The A-Z of Business Schools: University of Newcastle - School of Management

Click to follow
The Independent Online
Age: Over 50

History: Its roots go back to the 1920s when commerce was taught to engineers. Management emerged as a discreet subject in the 1940s. MBA evolved from part-time programme in the department of industrial management. Full-time MBA born 1987. The school draws on academics for research and teaching from five departments: economics, law, agricultural economics and food marketing, management studies, accounting and finance.

Address: In the splendid 19th century Armstrong Building at the heart of university's campus.

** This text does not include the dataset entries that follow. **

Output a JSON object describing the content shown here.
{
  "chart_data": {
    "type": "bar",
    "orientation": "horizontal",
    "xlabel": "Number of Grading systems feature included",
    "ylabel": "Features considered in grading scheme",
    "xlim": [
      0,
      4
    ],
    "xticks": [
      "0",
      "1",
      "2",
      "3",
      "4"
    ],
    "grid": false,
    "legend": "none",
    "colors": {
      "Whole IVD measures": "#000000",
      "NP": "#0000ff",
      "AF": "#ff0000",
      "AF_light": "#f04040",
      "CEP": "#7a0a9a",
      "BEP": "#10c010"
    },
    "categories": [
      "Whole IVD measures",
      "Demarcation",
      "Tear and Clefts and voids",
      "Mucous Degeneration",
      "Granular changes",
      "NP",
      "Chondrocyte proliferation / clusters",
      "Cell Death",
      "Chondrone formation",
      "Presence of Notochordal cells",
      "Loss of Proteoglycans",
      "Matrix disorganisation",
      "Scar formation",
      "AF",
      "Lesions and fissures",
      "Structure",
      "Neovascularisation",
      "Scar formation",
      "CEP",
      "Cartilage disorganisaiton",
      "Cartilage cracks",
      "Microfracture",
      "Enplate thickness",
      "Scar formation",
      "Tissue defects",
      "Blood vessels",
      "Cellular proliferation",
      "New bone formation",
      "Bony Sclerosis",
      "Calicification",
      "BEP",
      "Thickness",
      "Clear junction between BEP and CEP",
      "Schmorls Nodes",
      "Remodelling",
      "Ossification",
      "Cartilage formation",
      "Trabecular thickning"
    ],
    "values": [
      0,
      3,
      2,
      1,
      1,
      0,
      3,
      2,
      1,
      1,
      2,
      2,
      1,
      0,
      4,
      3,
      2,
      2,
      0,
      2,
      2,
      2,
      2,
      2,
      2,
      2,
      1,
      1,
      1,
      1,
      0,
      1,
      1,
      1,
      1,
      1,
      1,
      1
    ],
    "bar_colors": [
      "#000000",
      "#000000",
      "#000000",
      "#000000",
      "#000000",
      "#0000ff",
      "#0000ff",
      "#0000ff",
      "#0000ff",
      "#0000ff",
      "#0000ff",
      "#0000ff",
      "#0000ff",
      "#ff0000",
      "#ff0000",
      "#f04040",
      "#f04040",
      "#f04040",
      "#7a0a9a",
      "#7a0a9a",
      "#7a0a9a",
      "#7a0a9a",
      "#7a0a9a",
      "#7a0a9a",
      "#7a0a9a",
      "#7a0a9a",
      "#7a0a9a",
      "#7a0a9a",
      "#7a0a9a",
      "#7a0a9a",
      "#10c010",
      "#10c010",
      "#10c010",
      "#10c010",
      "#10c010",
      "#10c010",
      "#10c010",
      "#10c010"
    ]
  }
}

Ambience: An integral part of this large civic university complete with marble and endless corridors. Newcastle is a classic large red-brick university in a newly happening city.

Vital statistics: A small school with 40 full and part-time MBA students it concentrates on postgraduates and offers a typical MBA programme with a strong functional core and a final dissertation. Good staff:student ratio. Full and part-time MBAs taught together.

Added value: Has run a consortium MBA with Rolls-Royce for the past nine years. Because of the way the school is organised students can study courses from other university departments eg from the medical school, architecture, history or politics.

Easy to get into? Three years' work experience plus a first degree or equivalent.

Association of MBA's accreditation: Yes, for full and part-time MBAs.

Glittering alumni: Gus Robinson, managing director, Gus Robinson Developments; Dr Tony Saia, managing director, RRHM Specialists Clarke Chapman; Tim Shilston, chief inspector, Northumbria police; Edward Ross, managing director, Dunlop Powerbend; Mark Dixon, managing director, Promanex; Ken Boyle, human resource director, Rolls-Royce Aero Engineer Services.

International connections: Forty per cent of students come from outside UK. It has links with schools in France, Spain, Greece, Germany, Norway, Austria and Denmark and arranges regular exchanges with French business schools.

Gurus: Dr Norman Jackson, expert in organisational behaviour, who asked "Management gurus: what are we to make of them?"; Paul Miller who writes about strategic HRM; Professor Alistair Nicholson, visiting guru from LBS, a dab hand with computer simulation and stickle-bricks; Bruce Grant, law lecturer and joint founder of world-leading on-line electronic law journal.

Research: Awarded 2 (top grade 5) for management studies in research assessment exercise; 2 for accounting and finance; 5 for agricultural economics and food marketing, and economics; and 3 for law.

Teaching: Rated satisfactory by the higher education funding council.

Student profile: Average age on full-time programme is 26; on part-time 36. Male/female ratio is 75:25.

Cost: pounds 7,500 for EU students; pounds 9,500 for those outside EU.

Return on investment: Better jobs, more money.

Who's the boss? Ex-industrialist Dr Roger Vaughan, who was most recently joint CEO of Swan Hunder Shipyard. Now plans to build a boat in back garden.